The additive iodine we estimated volumetrically and the total iodine both gravimetrically and volumetrically.

To estimate the additive iodine a small quantity of the enneaiodide is dissolved in very little alcohol, an excess of a standardized solution of sodium thiosulphate added and the excess titrated back with a standard solution of iodine using starch as the indicator.

For total iodine the substance is covered with an excess of powdered metallic zinc and some water and then boiled gently for ten or fifteen minutes, taking care to prevent loss by spurting; the mixture is then thrown upon a filter, and the containing flask and the filter thoroughly washed with hot water. The iodine in the zinc iodide thus formed can either be estimated by precipitation with silver nitrate and nitric acid and weighing as silver iodide, or it is precipitated with an excess of a standardized solution of silver nitrate and the excess titrated back with a standard solution of ammonium thiocyanate, using ferric nitrate as indicator.

Having obtained the enneaiodide of atropine it was natural to suppose the existence of a heptaiodide, with probability of a complete series from the triiodide to the enneaiodide.

fact in the course of our work we once obtained this heptaiodide. But our efforts to determine the exact conditions necessary for the formation of this body have so far not been successful.

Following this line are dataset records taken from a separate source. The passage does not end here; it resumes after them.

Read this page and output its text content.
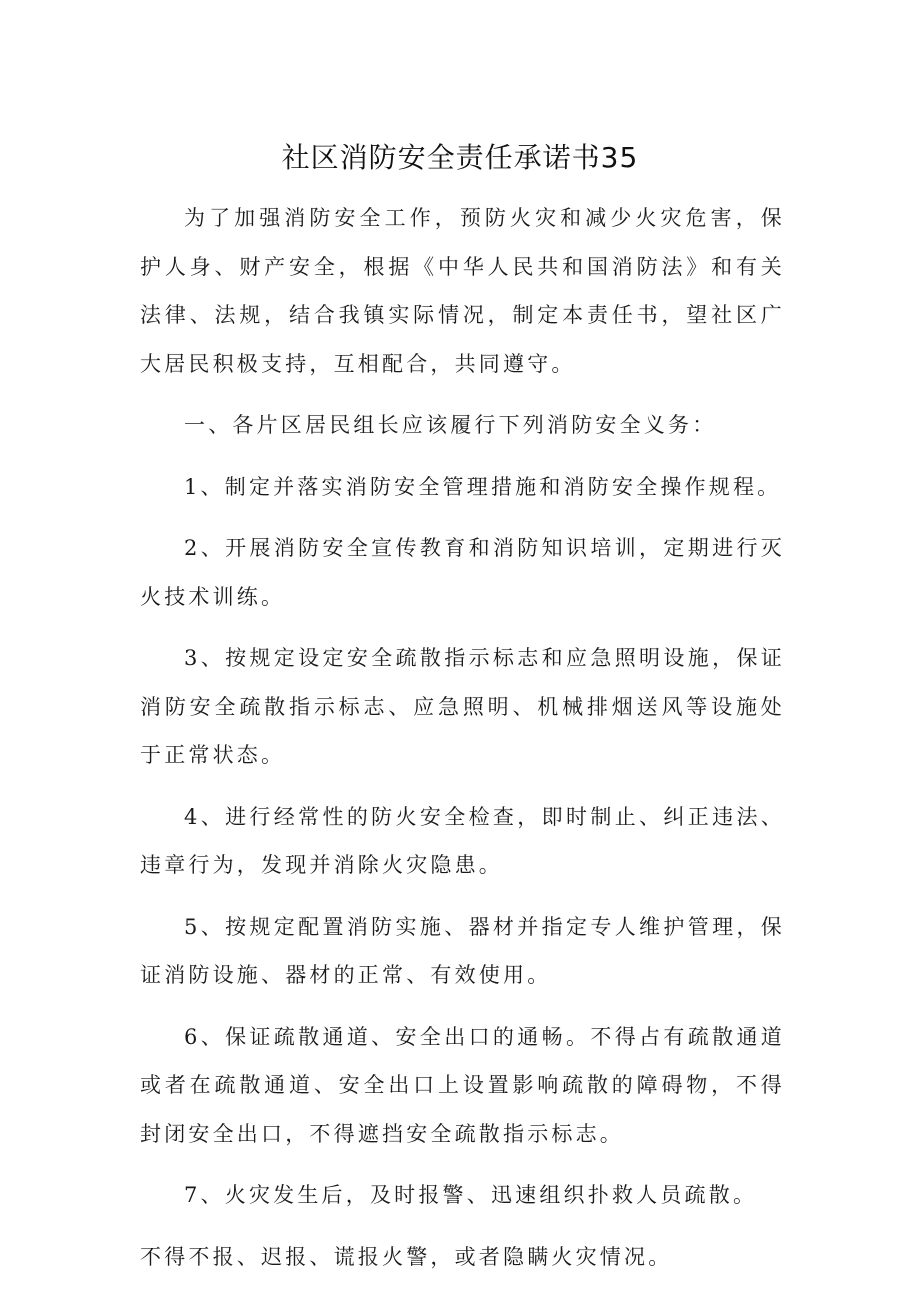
社区消防安全责任承诺书35

为了加强消防安全工作，预防火灾和减少火灾危害，保护人身、财产安全，根据《中华人民共和国消防法》和有关法律、法规，结合我镇实际情况，制定本责任书，望社区广大居民积极支持，互相配合，共同遵守。

一、各片区居民组长应该履行下列消防安全义务：

1、制定并落实消防安全管理措施和消防安全操作规程。

2、开展消防安全宣传教育和消防知识培训，定期进行灭火技术训练。

3、按规定设定安全疏散指示标志和应急照明设施，保证消防安全疏散指示标志、应急照明、机械排烟送风等设施处于正常状态。

4、进行经常性的防火安全检查，即时制止、纠正违法、违章行为，发现并消除火灾隐患。

5、按规定配置消防实施、器材并指定专人维护管理，保证消防设施、器材的正常、有效使用。

6、保证疏散通道、安全出口的通畅。不得占有疏散通道或者在疏散通道、安全出口上设置影响疏散的障碍物，不得封闭安全出口，不得遮挡安全疏散指示标志。

7、火灾发生后，及时报警、迅速组织扑救人员疏散。

不得不报、迟报、谎报火警，或者隐瞒火灾情况。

The easiest way to obtain the periodides of atropine is to use chloroform as a solvent. On adding twenty grams atropine to a warm solution of thirty grams iodine in chloroform (500 cc.) the enneaiodide crystallizes out very soon in the shape of small, shining, dark green crystals. If these be removed by filtration, the mother-liquor will give several successive crops of the dark blue pentaiodide and at last a crop of the brownish-red triiodide.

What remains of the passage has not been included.